For centuries, people around the world have relied on yoga for managing physical health. More recently, however, a Johns Hopkins University study has shown that maintaining a regular yoga practice can actually benefit rheumatoid arthritis. On the surface, the flexibility and movements that are characteristic of yoga might seem too challenging for those with chronic joint pain and severe inflammation. After all, many arthritis sufferers find that resting their joints and limiting mobility offers the greatest relief from pain.
On the contrary, the study reveals that nearly half of arthritis patients don’t get enough exercise, while over three-quarters of patients don’t maintain a sufficient level of activity. For those who lead relatively sedentary lives, guided yoga can make a world of difference. As the study shows, patients who engage in a yoga practice three times per week experience noticeably lower pain levels. Many also find that they have less stiffness and greater range of movement.
Not just any yoga class will help arthritis sufferers achieve lower pain levels, though. Classes geared toward beginners or seniors or practices designed for those with arthritis or disabilities are best for patients who live with pain, inflammation, and reduced flexibility.
Maintaining a healthy exercise practice with rheumatoid arthritis is a smart step toward physical health, but it can also provide patients with mental clarity. After all, yoga involves much more than a typical exercise regime. Instead of long cardio sessions or intense weight-lifting repetitions, yoga promotes overall wellbeing.
In addition to stretching, strengthening muscles, and improving flexibility, yoga encourages patients to focus on healthy breathing techniques, achieving healing postures, and finding true relaxation. For arthritis sufferers, this leads to lower stress levels and a greater sense of mental clarity.
Arthritis patients who struggle with chronic pain and feel as though aches and soreness are a way of life have the potential to benefit even more from adopting a yoga practice. After all, at the core of yoga is a belief in non-harming and self-care, which go hand-in-hand with observing rapidly changing physical limits.

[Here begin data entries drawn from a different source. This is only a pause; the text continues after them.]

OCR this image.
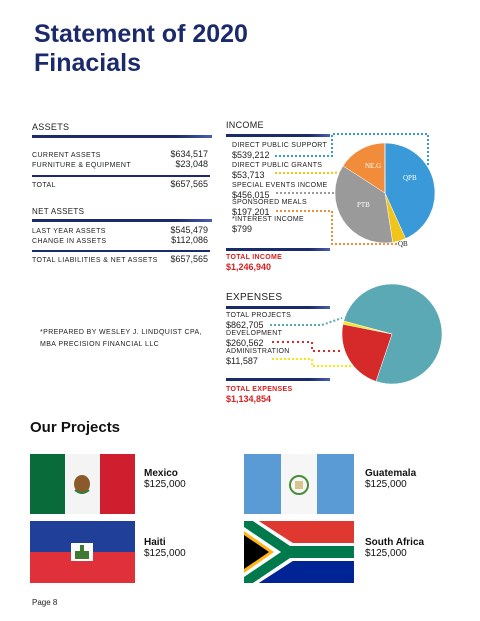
Statement of 2020
Finacials
ASSETS
CURRENT ASSETS	$634,517
FURNITURE & EQUIPMENT	$23,048
TOTAL	$657,565
NET ASSETS
LAST YEAR ASSETS	$545,479
CHANGE IN ASSETS	$112,086
TOTAL LIABILITIES & NET ASSETS	$657,565
*PREPARED BY WESLEY J. LINDQUIST CPA,
MBA PRECISION FINANCIAL LLC
INCOME
DIRECT PUBLIC SUPPORT
$539,212
DIRECT PUBLIC GRANTS
$53,713
SPECIAL EVENTS INCOME
$456,015
SPONSORED MEALS
$197,201
*INTEREST INCOME
$799
TOTAL INCOME
$1,246,940
QPB
NE.G
PTB
QB
EXPENSES
TOTAL PROJECTS
$862,705
DEVELOPMENT
$260,562
ADMINISTRATION
$11,587
TOTAL EXPENSES
$1,134,854
Our Projects
Mexico
$125,000
Guatemala
$125,000
Haiti
$125,000
South Africa
$125,000
Page 8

Those who enter into such a supportive and welcoming environment often experience emotional release. Many also find that they can finally emerge from a depressive state and leave those emotional challenges behind.
For many arthritis sufferers, the benefits they experience from yoga are by no means short-lived. While the study shows benefits as soon as eight weeks from the program starting date, most participants continued to benefit from yoga for months. Some even continue to maintain a regular practice and enjoy the related benefits for years to come. If you’ve been seeking physical relief, mental clarity, and emotional release, consider trying a gentle or beginner-level yoga class and assess how well it works for you.